Located at the Dominion Radio Astrophysical Observatory just outside of Penticton, British Columbia, CHIME is the largest radio telescope in Canada. The instrument is made up of four 200-by-100-metre half-cylinders and has the computing power to process seven quadrillion computer operations every second.
According to U of T’s Dunlap Institute for Astronomy and Astrophysics, one of the collaborators on the project, the result of CHIME will be a three-dimensional map of radio waves covering half the night sky and extending billions of light years deep.
In attendance at a ceremony marking CHIME’s official launch was Minister of Science Kirsty Duncan, who installed the final piece of the telescope before it began operations.

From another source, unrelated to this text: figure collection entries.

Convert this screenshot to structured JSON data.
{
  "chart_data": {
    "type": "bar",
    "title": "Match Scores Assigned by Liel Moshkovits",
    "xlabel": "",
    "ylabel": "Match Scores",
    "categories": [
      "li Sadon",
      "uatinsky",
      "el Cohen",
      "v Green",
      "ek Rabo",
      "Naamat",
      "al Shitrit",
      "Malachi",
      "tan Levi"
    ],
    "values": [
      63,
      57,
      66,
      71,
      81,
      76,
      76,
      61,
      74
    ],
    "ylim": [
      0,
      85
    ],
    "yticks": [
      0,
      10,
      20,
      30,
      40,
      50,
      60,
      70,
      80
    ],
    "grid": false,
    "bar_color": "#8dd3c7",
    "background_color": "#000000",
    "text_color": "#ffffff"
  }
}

Also present was Dr. Keith Vanderlinde, a professor at the Dunlap Institute and a member of the CHIME collaboration.
With the data collected from CHIME, astronomers hope to answer a number of questions about the nature and evolution of the universe. CHIME will allow astronomers to learn more about the universe’s expansion history by shedding light on a period of time when a mysterious force known as dark energy — one of the main drivers behind the expansion of the universe — first began to play a role in the universe’s evolution.
While astronomers do know that the expansion of the universe is speeding up, many questions remain about the rate at which this is occurring and the ultimate fate that will befall the universe.
In addition to CHIME’s main scientific goal of mapping the universe and studying the universe’s expansion, the telescope will study other enigmatic radio phenomena in the sky. Back-end instrumentation installed on the telescope will allow astronomers to monitor pulsars, which are rapidly rotating remnants of long-dead giant stars that emit energy at radio wavelengths. They could provide future observational evidence of gravitational waves.
CHIME will also aid in the detection of Fast Radio Bursts (FRBs), which are short-lived but extremely powerful pulses of radio waves whose origins remain a mystery. These additional scientific goals are in collaboration with the National Radio Astronomy Observatory and scientists at the Perimeter Institute in Waterloo, Ontario.
After nearly six years of construction and $16 million invested into the project, collaborating astronomers are excited about the prospects for future scientific breakthroughs that CHIME holds.
“[CHIME] lets us do things that were previously impossible,” said Vanderlinde in a joint press release issued by the telescope’s primary collaborators. “We can look in many directions at once, run several experiments in parallel, and leverage the power of this new instrument in unprecedented ways.”